For more information on NPE’s in genetic genealogy click here.

 

My own and/or ancestor’s surname is Barnes, how am I a Barron? 

While our Y-DNA group is officially the Barron DNA Project, there are a number of members whose surnames are variants of Barron: Barran, Barren, Barnes, Barrow, even Burns/Burnes.  While some members with variant surnames were surprised when Y-DNA showed that their ancestral line was originally Barron, the situation is not unusual. Over generations, the Barron surname was regularly corrupted, often temporarily, sometimes permanently, due to several factors, including:

·    pronunciation/accents;

·    illiteracy – an individual knew their name but not how to spell it;

·    recorders such as clergy, census takers and clerks writing surnames as they heard them (phonetically);

·    the fact there were no spelling rules (shocking but true); and finally…

·    the great vowel shift that occurred during the 15th-18th Century and radically changed how English vowels were pronounced.

Due to all of the above, while you're researching your ancestors, it helps to know that it’s quite common for a family line to have their name as one variant, such as Barnes, in one record or census and Barron in another, and even Barnes, Barron and Barrow within the same document.  

 


How can one know they are related to the other individuals in the clan if the Most Recent Common Ancestor (MRCA) isn’t known?

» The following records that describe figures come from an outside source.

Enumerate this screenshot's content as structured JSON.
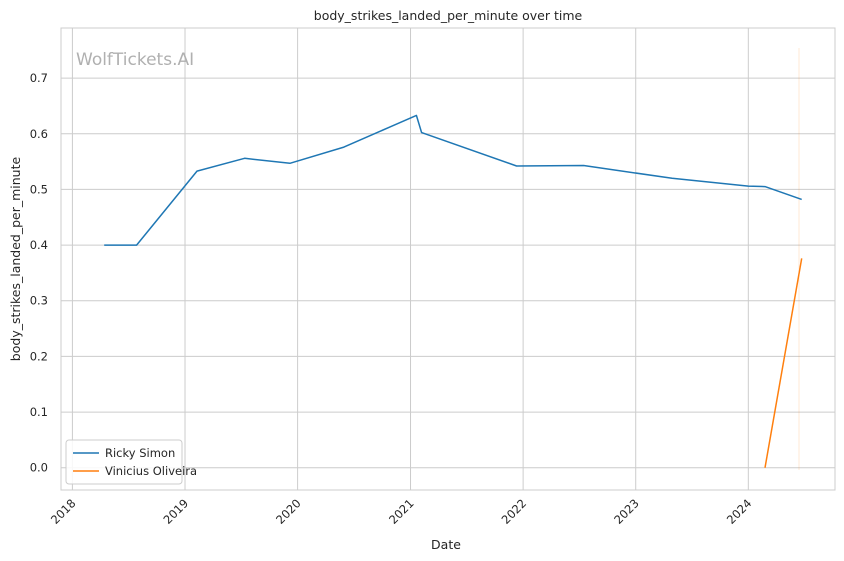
{
  "chart_data": {
    "type": "line",
    "title": "body_strikes_landed_per_minute over time",
    "xlabel": "Date",
    "ylabel": "body_strikes_landed_per_minute",
    "watermark": "WolfTickets.AI",
    "xlim": [
      "2017-11-25",
      "2024-10-08"
    ],
    "ylim": [
      -0.04,
      0.79
    ],
    "x_ticks": [
      "2018",
      "2019",
      "2020",
      "2021",
      "2022",
      "2023",
      "2024"
    ],
    "y_ticks": [
      "0.0",
      "0.1",
      "0.2",
      "0.3",
      "0.4",
      "0.5",
      "0.6",
      "0.7"
    ],
    "grid": true,
    "legend_position": "lower-left",
    "series": [
      {
        "name": "Ricky Simon",
        "color": "#1f77b4",
        "points": [
          {
            "x": "2018-04-14",
            "y": 0.4
          },
          {
            "x": "2018-07-28",
            "y": 0.4
          },
          {
            "x": "2019-02-09",
            "y": 0.533
          },
          {
            "x": "2019-07-13",
            "y": 0.556
          },
          {
            "x": "2019-12-07",
            "y": 0.547
          },
          {
            "x": "2020-05-30",
            "y": 0.576
          },
          {
            "x": "2021-01-20",
            "y": 0.633
          },
          {
            "x": "2021-02-06",
            "y": 0.602
          },
          {
            "x": "2021-12-11",
            "y": 0.542
          },
          {
            "x": "2022-07-16",
            "y": 0.543
          },
          {
            "x": "2023-04-29",
            "y": 0.52
          },
          {
            "x": "2024-01-01",
            "y": 0.506
          },
          {
            "x": "2024-02-24",
            "y": 0.505
          },
          {
            "x": "2024-06-22",
            "y": 0.482
          }
        ]
      },
      {
        "name": "Vinicius Oliveira",
        "color": "#ff7f0e",
        "points": [
          {
            "x": "2024-02-24",
            "y": 0.0
          },
          {
            "x": "2024-06-22",
            "y": 0.376
          }
        ]
      }
    ]
  }
}
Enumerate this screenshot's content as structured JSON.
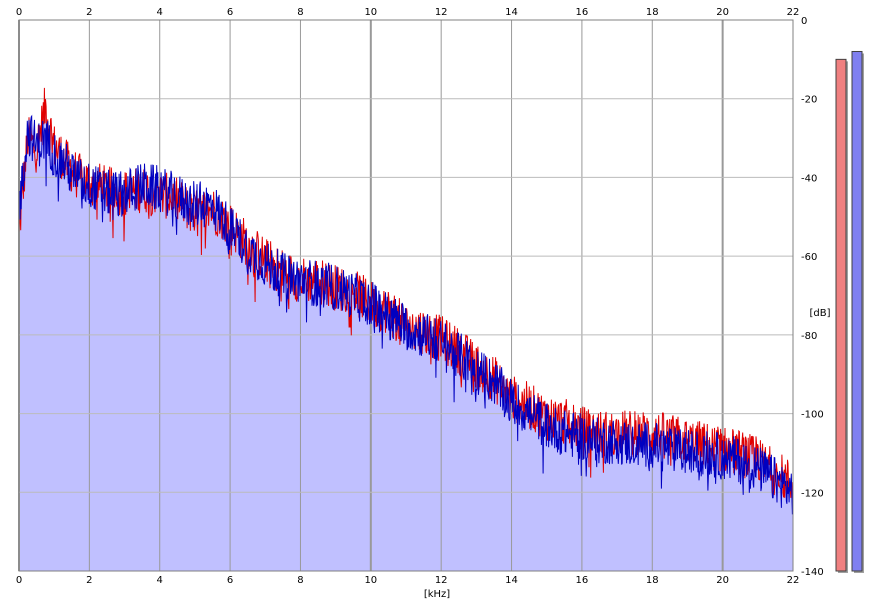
{
  "chart_data": {
    "type": "line",
    "title": "",
    "xlabel": "[kHz]",
    "ylabel": "[dB]",
    "xlim": [
      0,
      22
    ],
    "ylim": [
      -140,
      0
    ],
    "x_ticks": [
      0,
      2,
      4,
      6,
      8,
      10,
      12,
      14,
      16,
      18,
      20,
      22
    ],
    "y_ticks": [
      0,
      -20,
      -40,
      -60,
      -80,
      -100,
      -120,
      -140
    ],
    "grid": true,
    "legend": "none",
    "fill_color": "#c0c0ff",
    "series": [
      {
        "color": "#e00000",
        "x": [
          0,
          0.25,
          0.5,
          0.75,
          1,
          1.25,
          1.5,
          1.75,
          2,
          2.5,
          3,
          3.5,
          4,
          4.5,
          5,
          5.5,
          6,
          6.5,
          7,
          7.5,
          8,
          8.5,
          9,
          9.5,
          10,
          10.5,
          11,
          11.5,
          12,
          12.5,
          13,
          13.5,
          14,
          14.5,
          15,
          15.5,
          16,
          16.5,
          17,
          17.5,
          18,
          18.5,
          19,
          19.5,
          20,
          20.5,
          21,
          21.5,
          22
        ],
        "y": [
          -54,
          -30,
          -33,
          -22,
          -32,
          -35,
          -38,
          -40,
          -41,
          -43,
          -44,
          -43,
          -44,
          -46,
          -49,
          -48,
          -52,
          -57,
          -61,
          -64,
          -66,
          -66,
          -68,
          -69,
          -72,
          -74,
          -78,
          -79,
          -81,
          -84,
          -88,
          -91,
          -96,
          -98,
          -101,
          -102,
          -104,
          -105,
          -105,
          -105,
          -105,
          -106,
          -107,
          -108,
          -109,
          -110,
          -112,
          -115,
          -118
        ]
      },
      {
        "color": "#0000c0",
        "x": [
          0,
          0.25,
          0.5,
          0.75,
          1,
          1.25,
          1.5,
          1.75,
          2,
          2.5,
          3,
          3.5,
          4,
          4.5,
          5,
          5.5,
          6,
          6.5,
          7,
          7.5,
          8,
          8.5,
          9,
          9.5,
          10,
          10.5,
          11,
          11.5,
          12,
          12.5,
          13,
          13.5,
          14,
          14.5,
          15,
          15.5,
          16,
          16.5,
          17,
          17.5,
          18,
          18.5,
          19,
          19.5,
          20,
          20.5,
          21,
          21.5,
          22
        ],
        "y": [
          -48,
          -28,
          -32,
          -30,
          -34,
          -36,
          -39,
          -41,
          -42,
          -44,
          -44,
          -42,
          -43,
          -45,
          -47,
          -47,
          -53,
          -58,
          -62,
          -65,
          -66,
          -67,
          -68,
          -70,
          -72,
          -75,
          -78,
          -80,
          -82,
          -85,
          -89,
          -92,
          -97,
          -100,
          -103,
          -105,
          -106,
          -107,
          -107,
          -108,
          -108,
          -109,
          -110,
          -110,
          -111,
          -112,
          -114,
          -117,
          -120
        ]
      }
    ]
  },
  "meters": [
    {
      "color": "#f08080",
      "value_db": -10
    },
    {
      "color": "#8080f0",
      "value_db": -8
    }
  ]
}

That is the beauty of Y-DNA testing, which is the basis of identifying Barron clans.  If two or more males who Y-DNA test show close or exact matches at a level of at least 37 markers, then they share the same Barron Y chromosome.  As discussed above, the Y chromosome is passed from Barron father to son, basically unchanged from generation to generation.  Y-DNA testing can tell you conclusively if you are a member of a certain Barron clan.  In addition, with various tools, it can estimate how many generations back two members shared the most recent common ancestor (MRCA). However, it cannot tell you exactly how you are related to members of that clan.  Nor can it tell you the name of the MRCA nor their dates of birth or even specific places of birth. As that vital information is not magically encoded within – that leads us to what is equally as essential and goes hand in hand with any DNA testing – namely documented research to identify specific relationships and lineage.  Y-DNA is a great help to focus that research on the correct Barron line, and disregard other Barron lines that your results have proven are unrelated.